US investment firms are readying the first line of exchange-traded funds designed to give American investors access to China’s swelling onshore bond market, which has been largely closed off to foreigners. At least four fund managers – Deutsche Bank AG, Global X Funds, KraneShares and Van Eck Global – have outlined plans to launch China onshore bond ETFs, according to company filings with the US Securities and Exchange Commission. The first of the funds could launch as early as this month, sources familiar with the matter say.
Some of the funds will invest in a range of yuan assets, including government and corporate bonds, while others will be more specialised, focusing on commercial paper, for example. They will be targeted at both institutional and retail investors. Gaining access is no small thing for investors. The government-related bond market is about $3 trillion (18.4 trillion yuan) and China’s domestic corporate bond market has grown to about $1.5 trillion (9 trillion yuan) at the end of August, after companies raised a combined $261 billion (1.6 trillion yuan) from bond issuance in the first eight months of the year. In June, credit agency Standard & Poor’s said the Chinese corporate bond market overtook the United States as the world’s biggest and is now set to soak up a third of global company debt needs over the next five years.
While onshore Chinese bonds carry the currency, default and regulatory risks that might be expected in a fledgling market, their relatively high yields and low correlation to US Treasuries and other global fixed-income and equities markets will make them appealing to investors, analysts say.
“Yield levels are attractive,” said Cecilia Chan, chief investment officer of fixed income for the Asia Pacific region at HSBC Global Asset Management, in a telephone interview. She expects US and European investors to look to China for yields they can’t get in their own regions. Ten-year yields on Chinese government bonds are hovering around 4 percent, compared to about 2.3 percent in the United States and Britain. If, as some investors expect, the Chinese economy slows further, then the value of high-yielding bonds will likely be bolstered as interest rates fall.

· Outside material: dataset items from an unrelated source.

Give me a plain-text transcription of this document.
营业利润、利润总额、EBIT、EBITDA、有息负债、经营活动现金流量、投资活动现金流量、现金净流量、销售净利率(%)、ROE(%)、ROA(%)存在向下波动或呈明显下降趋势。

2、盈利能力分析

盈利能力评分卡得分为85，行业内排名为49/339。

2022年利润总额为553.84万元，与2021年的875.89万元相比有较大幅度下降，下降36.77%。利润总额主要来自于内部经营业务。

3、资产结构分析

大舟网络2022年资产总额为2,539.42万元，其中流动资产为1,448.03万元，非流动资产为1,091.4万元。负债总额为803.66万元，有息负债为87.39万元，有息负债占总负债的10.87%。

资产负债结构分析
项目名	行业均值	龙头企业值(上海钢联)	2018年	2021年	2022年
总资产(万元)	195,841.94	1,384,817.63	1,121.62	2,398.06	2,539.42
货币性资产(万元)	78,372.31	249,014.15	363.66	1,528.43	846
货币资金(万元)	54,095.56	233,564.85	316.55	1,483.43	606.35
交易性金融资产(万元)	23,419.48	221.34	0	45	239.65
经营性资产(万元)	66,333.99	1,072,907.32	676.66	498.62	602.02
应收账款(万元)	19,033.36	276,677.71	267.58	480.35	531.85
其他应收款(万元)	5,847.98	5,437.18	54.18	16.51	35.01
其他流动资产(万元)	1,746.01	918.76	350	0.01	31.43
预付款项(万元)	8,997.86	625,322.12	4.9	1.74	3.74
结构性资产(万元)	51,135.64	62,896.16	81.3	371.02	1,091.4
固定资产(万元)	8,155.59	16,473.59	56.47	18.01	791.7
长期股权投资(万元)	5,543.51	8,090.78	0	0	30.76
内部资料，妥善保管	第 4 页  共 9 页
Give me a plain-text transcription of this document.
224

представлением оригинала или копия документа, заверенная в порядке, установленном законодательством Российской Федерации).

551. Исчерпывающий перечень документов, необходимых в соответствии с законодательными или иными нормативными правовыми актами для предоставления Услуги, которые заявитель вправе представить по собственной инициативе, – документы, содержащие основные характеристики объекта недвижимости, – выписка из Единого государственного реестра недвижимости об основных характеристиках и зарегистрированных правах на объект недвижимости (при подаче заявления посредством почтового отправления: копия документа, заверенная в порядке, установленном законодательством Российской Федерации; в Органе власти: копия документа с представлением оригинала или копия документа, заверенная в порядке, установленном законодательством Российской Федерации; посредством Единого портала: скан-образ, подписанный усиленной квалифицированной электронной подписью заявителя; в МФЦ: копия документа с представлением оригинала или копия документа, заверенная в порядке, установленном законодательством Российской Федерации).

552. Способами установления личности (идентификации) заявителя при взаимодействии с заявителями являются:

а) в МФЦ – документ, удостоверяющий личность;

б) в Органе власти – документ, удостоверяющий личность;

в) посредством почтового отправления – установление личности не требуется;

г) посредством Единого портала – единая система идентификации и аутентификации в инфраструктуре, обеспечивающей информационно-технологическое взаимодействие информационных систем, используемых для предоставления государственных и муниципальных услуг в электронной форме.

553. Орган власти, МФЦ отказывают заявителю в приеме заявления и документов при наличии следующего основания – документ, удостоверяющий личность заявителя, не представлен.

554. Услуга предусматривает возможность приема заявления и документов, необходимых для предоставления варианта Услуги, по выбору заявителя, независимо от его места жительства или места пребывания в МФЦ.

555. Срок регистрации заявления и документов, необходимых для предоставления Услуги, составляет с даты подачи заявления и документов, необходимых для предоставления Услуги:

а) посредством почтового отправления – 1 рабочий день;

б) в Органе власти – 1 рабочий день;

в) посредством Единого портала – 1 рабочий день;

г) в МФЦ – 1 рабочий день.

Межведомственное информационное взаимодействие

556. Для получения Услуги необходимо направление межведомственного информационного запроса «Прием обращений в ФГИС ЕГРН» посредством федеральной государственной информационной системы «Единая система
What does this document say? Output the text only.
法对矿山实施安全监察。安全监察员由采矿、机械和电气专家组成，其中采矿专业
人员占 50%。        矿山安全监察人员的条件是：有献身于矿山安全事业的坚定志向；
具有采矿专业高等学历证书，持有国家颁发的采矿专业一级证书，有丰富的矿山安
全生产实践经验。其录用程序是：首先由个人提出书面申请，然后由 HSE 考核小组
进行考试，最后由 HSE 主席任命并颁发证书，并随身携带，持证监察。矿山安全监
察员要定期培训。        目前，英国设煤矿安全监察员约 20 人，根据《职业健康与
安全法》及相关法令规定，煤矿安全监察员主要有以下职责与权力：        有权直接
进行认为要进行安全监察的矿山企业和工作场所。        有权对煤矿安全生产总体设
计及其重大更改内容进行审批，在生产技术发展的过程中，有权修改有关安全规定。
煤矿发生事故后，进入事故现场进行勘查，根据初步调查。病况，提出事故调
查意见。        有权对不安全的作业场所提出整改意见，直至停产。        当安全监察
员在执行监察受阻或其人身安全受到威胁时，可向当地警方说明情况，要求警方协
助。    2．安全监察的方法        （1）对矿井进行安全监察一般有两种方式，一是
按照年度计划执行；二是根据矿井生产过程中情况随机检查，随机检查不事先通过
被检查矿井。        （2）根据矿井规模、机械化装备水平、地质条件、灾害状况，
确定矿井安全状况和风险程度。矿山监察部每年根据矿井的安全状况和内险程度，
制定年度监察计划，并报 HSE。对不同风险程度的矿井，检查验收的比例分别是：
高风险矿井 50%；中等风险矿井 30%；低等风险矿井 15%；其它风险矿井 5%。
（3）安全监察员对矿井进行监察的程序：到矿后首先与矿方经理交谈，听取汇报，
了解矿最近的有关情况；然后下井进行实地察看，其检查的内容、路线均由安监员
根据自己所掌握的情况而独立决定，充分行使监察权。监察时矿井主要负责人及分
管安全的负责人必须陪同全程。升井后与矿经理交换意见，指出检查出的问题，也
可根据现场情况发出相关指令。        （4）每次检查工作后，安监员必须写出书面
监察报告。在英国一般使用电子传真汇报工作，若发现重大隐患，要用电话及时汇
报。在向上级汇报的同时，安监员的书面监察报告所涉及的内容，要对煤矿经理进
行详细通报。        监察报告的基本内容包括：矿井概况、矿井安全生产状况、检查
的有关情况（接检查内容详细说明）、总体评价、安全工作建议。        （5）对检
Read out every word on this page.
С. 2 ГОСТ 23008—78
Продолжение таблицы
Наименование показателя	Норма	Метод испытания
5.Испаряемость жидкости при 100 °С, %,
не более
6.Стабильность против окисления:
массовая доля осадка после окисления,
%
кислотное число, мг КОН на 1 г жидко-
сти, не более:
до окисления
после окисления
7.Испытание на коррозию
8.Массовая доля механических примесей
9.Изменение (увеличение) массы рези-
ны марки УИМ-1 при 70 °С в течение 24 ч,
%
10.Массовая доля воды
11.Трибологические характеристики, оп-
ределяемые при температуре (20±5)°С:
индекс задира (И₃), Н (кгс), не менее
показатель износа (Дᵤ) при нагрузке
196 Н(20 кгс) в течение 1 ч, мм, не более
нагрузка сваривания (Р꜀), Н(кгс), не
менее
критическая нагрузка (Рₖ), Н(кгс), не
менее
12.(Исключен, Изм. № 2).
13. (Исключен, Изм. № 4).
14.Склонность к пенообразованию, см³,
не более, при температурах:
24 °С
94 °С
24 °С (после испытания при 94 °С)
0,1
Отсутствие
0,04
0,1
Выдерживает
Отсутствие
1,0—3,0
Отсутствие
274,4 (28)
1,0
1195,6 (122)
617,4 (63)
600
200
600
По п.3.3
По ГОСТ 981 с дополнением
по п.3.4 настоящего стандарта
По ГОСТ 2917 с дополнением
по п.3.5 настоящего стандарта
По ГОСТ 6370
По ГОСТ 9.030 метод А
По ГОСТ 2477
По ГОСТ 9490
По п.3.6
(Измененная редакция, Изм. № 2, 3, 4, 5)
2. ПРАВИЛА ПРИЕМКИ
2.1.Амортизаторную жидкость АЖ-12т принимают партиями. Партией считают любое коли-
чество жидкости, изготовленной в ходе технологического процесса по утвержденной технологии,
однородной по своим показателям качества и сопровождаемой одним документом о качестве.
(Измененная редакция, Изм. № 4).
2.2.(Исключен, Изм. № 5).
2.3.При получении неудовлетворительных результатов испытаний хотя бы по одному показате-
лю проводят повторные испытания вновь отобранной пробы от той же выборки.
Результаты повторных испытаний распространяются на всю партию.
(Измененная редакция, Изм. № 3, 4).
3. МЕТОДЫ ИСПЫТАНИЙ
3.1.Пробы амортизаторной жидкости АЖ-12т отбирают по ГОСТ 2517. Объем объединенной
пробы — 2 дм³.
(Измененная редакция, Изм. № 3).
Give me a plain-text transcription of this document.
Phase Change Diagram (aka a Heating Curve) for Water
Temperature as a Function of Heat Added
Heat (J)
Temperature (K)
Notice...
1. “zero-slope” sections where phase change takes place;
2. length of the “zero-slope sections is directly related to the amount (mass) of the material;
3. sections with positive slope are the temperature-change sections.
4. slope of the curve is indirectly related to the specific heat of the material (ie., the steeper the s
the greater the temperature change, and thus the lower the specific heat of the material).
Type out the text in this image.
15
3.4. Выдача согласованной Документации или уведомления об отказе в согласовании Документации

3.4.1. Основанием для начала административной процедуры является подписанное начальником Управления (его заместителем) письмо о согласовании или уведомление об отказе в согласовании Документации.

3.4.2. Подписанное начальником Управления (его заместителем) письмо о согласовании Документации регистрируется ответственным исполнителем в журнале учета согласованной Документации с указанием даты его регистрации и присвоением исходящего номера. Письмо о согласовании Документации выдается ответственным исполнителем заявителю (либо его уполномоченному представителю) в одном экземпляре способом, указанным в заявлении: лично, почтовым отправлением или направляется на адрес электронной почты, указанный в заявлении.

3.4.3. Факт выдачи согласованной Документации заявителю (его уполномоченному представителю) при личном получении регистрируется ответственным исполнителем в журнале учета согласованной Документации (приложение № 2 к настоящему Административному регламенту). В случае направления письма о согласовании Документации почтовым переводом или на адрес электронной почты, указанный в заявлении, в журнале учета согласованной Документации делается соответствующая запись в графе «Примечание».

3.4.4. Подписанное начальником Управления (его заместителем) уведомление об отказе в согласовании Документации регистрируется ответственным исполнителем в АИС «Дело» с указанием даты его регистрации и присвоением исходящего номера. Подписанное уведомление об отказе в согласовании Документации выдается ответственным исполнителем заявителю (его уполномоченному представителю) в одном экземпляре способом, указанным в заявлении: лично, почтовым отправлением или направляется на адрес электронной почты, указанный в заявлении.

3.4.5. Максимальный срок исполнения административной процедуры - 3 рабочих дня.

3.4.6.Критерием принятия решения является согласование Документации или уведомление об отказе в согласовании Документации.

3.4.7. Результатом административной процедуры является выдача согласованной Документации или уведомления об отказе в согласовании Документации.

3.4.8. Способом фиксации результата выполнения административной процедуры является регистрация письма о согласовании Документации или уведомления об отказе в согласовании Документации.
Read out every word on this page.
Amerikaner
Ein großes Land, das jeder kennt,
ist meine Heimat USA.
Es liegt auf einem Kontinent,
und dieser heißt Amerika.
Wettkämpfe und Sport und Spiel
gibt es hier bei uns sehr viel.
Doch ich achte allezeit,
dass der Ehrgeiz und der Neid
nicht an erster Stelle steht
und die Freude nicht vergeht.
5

“The ability to be able to access that market, either by retail or institutional investors, is very appealing,” said Bruno del Ama, chief executive officer of New York-based Global X Funds, because the burgeoning market has historically been out of reach for foreigners, even big investors. As the market expands and China relaxes its tight control over onshore assets, more investors may want to take part, he said. Nevertheless, headwinds still exist.
For starters, there’s the government-run quota system which limits foreign access to China’s onshore market. Only about $108 billion (662.2 billion yuan) had been approved for foreign investment in the mainland’s securities markets, including stocks and bonds, under the country’s Renminbi Qualified Foreign Institutional Investor (RQFII) and Qualified Foreign Institutional Investor (QFII) programs, by the end of September. To access those onshore bonds, US fund issuers will have to partner with approved asset managers, mainly based in Hong Kong, and could find their supplies limited.
The operational complexity of these ETFs is in part reflected in the higher fees they are expected to demand. The KraneShares fund, for example, will charge 0.68 percent in annual management fees, while the Global X fund is expected to cost 0.65 percent in annual management fees. Deutsche and Van Eck Global have not yet disclosed fees.
By comparison, the PowerShares Chinese Yuan Dim Sum Bond fund, which invests in offshore bonds, has an annual management fee of 0.45 percent. “Accessibility is definitely on the top of the list” of challenges, said Dennis Hudachek, a senior analyst with research firm ETF.com who is predicting strong investor demand for the comparatively high-yielding bonds. He pointed out that several onshore equity exchange-traded funds have already run up against their allocated quota this year.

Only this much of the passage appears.